If case $p=2,x$ must be even $\implies (x,x-2)=2\implies(\frac x2,\frac{x-2}2)=1$
So, $2^n\mid x(x-2)\implies 2^{n-2}\mid \frac x2\cdot\frac{(x-2)}2$ if $n\ge 3$
So, either $2^{n-2}\mid \frac x2$ or $2^{n-2}\mid \frac{(x-2)}2$
So, $x\equiv0,2 \pmod{2^{n-1}}\implies x\equiv0,0+2^{n-1},2,2+2^{n-1}\pmod{2^n}$ i.e., there are $4$ in-congruent solutions.
If $n=2, x(x-2)\equiv 0\pmod4\implies x\equiv0,2\pmod4$ i.e., $2$ in-congruent solutions.
If $n=1, x(x-2)\equiv 1\pmod2\implies x\equiv 1\pmod2$ i.e., exactly $1$ in-congruent solution.

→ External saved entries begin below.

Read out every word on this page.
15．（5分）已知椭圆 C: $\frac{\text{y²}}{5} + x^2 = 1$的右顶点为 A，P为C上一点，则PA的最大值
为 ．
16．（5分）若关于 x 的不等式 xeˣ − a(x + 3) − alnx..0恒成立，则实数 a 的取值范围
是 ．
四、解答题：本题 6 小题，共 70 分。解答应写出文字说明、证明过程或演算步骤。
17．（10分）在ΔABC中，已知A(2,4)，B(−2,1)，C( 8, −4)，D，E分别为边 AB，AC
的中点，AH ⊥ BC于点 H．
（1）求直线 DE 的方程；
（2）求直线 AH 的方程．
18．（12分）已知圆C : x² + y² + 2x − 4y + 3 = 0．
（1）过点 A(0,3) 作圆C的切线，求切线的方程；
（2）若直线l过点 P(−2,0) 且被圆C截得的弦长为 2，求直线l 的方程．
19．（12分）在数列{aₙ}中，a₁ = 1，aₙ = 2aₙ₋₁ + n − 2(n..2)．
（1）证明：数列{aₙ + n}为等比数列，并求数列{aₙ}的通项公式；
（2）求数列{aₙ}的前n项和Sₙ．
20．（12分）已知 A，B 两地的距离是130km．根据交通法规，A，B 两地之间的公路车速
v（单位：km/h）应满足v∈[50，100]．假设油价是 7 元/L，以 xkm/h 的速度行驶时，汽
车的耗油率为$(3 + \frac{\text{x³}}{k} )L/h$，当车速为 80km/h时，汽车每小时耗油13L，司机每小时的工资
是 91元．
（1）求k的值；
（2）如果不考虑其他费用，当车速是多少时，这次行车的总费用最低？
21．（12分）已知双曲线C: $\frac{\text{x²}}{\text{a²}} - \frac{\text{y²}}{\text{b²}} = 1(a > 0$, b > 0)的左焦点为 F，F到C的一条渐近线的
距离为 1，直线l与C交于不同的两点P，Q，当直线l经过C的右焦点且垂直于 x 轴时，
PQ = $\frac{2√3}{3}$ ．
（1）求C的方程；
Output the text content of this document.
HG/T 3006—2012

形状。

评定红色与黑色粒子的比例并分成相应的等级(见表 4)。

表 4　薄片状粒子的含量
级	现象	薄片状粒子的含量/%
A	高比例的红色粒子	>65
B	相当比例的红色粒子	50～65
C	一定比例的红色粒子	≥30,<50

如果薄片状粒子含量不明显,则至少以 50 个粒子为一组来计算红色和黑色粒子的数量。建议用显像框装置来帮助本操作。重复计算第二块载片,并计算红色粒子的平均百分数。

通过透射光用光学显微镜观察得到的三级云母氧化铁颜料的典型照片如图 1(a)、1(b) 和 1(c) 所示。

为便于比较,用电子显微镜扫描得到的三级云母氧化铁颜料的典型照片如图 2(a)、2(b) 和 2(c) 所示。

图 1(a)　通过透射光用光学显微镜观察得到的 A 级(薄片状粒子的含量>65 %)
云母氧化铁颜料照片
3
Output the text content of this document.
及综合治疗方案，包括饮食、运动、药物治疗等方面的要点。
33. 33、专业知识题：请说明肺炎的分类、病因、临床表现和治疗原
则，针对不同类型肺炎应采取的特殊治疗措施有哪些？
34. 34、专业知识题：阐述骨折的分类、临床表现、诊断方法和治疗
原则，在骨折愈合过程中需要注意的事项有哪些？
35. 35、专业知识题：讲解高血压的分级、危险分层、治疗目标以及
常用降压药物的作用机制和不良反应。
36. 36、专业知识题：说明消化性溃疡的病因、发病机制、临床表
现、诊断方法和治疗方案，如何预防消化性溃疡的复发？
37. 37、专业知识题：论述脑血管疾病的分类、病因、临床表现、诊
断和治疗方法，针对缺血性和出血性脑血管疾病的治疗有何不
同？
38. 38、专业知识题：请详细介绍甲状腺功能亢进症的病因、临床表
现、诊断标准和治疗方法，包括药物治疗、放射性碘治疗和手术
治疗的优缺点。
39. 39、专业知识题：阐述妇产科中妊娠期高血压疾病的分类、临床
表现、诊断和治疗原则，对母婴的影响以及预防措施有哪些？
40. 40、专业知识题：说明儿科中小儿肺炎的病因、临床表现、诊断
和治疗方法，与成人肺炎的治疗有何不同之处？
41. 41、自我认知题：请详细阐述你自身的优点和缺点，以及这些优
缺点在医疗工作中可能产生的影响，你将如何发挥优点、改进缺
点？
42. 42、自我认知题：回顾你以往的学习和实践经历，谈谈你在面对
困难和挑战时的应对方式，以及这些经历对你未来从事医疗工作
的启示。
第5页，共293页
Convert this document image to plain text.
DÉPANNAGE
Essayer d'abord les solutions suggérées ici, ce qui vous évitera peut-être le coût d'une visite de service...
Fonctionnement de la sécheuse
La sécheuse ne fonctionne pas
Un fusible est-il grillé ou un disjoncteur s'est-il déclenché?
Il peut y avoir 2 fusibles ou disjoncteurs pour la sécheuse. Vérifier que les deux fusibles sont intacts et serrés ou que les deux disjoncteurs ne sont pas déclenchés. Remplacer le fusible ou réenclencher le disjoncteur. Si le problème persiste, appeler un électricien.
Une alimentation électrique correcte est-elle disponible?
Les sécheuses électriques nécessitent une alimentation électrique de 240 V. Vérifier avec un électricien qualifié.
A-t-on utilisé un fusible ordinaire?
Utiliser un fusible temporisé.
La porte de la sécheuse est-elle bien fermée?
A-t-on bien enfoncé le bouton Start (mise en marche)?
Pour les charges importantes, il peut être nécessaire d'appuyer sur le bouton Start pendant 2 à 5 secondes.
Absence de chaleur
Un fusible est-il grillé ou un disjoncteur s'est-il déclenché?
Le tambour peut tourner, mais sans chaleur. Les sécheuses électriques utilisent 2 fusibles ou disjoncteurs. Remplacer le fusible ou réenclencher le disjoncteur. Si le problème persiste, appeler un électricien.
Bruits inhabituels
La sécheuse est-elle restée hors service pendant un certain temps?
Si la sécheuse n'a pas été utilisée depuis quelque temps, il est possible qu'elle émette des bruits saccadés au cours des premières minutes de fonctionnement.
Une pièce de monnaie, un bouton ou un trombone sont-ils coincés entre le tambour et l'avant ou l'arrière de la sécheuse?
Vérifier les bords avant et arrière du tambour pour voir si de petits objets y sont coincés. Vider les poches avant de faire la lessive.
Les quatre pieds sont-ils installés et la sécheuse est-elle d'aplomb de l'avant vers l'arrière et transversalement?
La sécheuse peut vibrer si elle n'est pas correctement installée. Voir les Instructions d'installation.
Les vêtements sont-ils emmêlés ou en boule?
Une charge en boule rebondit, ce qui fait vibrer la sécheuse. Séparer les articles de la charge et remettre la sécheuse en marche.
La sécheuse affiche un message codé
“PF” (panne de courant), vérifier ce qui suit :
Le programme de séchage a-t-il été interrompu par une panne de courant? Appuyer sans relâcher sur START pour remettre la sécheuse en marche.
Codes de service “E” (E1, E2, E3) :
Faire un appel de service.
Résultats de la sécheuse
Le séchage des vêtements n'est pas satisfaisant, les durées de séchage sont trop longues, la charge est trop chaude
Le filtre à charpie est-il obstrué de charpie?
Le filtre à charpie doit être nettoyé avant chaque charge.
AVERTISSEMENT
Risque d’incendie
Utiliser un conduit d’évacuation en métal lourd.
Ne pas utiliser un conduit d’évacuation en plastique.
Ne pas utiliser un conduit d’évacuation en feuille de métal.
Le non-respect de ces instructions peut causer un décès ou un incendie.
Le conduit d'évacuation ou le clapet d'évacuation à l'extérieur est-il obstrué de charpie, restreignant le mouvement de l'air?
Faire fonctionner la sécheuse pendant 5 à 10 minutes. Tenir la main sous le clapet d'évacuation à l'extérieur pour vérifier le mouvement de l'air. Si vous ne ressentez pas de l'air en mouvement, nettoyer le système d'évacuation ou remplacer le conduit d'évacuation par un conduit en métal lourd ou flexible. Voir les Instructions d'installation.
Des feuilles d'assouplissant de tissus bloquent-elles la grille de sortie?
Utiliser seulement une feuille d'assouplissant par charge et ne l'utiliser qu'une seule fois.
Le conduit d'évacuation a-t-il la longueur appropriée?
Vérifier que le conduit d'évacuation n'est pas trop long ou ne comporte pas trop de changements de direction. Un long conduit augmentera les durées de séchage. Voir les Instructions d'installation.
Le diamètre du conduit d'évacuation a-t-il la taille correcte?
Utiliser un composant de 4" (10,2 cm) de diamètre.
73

Now, if $ax^2+bx+c\equiv 0\pmod {m_1}$ and $ax^2+bx+c\equiv 0\pmod {m_2}$ have $t_1,t_2$ solutions respectively(where $(m_1,m_2)=1$),
$ax^2+bx+c\equiv 0\pmod {m_1\cdot m_2}$ will have $t_1\cdot t_2$ solutions.
Alternatively,
$x^2\equiv2x\pmod n\implies (x-1)^2\equiv 1\pmod n\implies y^2\equiv1$ if $y=x-1$
If $y^2\equiv1 \pmod {q^n}$ where prime $q>2$
So, $q^n \mid (y-1)(y+1)$ but $(y-1,y+1)\mid 2$
either $q^n\mid (y-1)$ or $q^n\mid (y+1)$
So, there are $2$ in-congruent solutions, namely, $y\equiv \pm 1\pmod {q^n}$ of $y^2\equiv1 \pmod {q^n}$.
If $y^2\equiv1 \pmod {2^n}$,
so, $2^n\mid (y-1)(y+1)$ ,here $(y-1,y+1)=2$ as $y$ is odd.
so, $2^{n-2} \mid\frac{(y-1)}2\cdot\frac{(y+1)}2$ where $(\frac{y-1}2,\frac{y+1}2)=1$ if $n\ge 3$
so, either $2^{n-1}\mid (y-1)$ or $2^{n-1}\mid (y+1)$
So, there are $2$ in-congruent solutions, namely, $y\equiv \pm 1\pmod {2^{n-1}}$
So, there will be $4$ in-congruent solutions, namely, $y\equiv \pm 1,2^{n-1}\pm1\pmod {2^n}$
If $n=2, y^2\equiv 1\pmod4\implies y\equiv\pm 1\pmod4$ i.e., $2$ in-congruent solutions.
If $n=1, y^2\equiv 1\pmod2\implies y\equiv 1\pmod2$ i.e., exactly $1$ in-congruent solution.